Education 5k ..........................................................:.25:39
Mayapple trail 21 mi .................................................4:10
_Miles - I was taught both as a musician and as a runner to breathe with the diaphragm (breathe into the belly, not into the chest). In fact every instruction I've seen on breathing properly has always emphasized that the belly should move as much or more than the chest,and the shoulders shouldn't move at all. How were you taught to breathe as a musician?
ron6788: I actually find it easier to breathe in sync with my steps, the whole body is then in a nice synchronized rhythm.(Well, I haven't checked if my heartbeat synchronizes or not!) I usually breathe 2 steps in, 2 steps out. Sometimes on an easy (warmup) segment I'll try breathing 3 steps in, 3 steps out, but that takes concentration. If I'm breathing out of sync with my footsteps while running it usually means I'm in distress...
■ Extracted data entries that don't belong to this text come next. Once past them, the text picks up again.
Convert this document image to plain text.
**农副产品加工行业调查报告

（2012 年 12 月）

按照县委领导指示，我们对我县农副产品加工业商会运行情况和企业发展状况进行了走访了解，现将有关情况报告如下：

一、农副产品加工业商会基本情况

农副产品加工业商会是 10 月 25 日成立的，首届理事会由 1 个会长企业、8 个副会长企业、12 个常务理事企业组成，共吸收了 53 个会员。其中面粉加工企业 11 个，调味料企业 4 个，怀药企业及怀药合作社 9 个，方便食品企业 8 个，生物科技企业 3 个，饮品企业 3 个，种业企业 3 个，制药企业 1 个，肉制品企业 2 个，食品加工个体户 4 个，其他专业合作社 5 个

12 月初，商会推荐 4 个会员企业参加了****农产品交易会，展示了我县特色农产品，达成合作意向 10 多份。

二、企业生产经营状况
I find that if I am thinking about my breathing while running, then I have a problem. If I just relax, think about other things, and let the breathing take care of itself, then I'm fine. Not exactly scientific, but it's true for me.
Rhonda, I do like you, but I have various breathing patterns that I employ during a run. My preferred breathing pattern in 3-2. Ron would really go crazy with that one! On hills or when I am pretty tired and laboring, I'll use 3-1. I don't used 2-2 much anymore. My theory is to get as much oxygen as possible (3 steps), and exhale as much as possible.
I like 3-2 because I am not on the same foot with every exhale...just in case I am landing harder when I begin to exhale. Before I tried it, I thought that I would surely get confused , but I did not. It also gave me some confidence when I was preparing for my first 10k.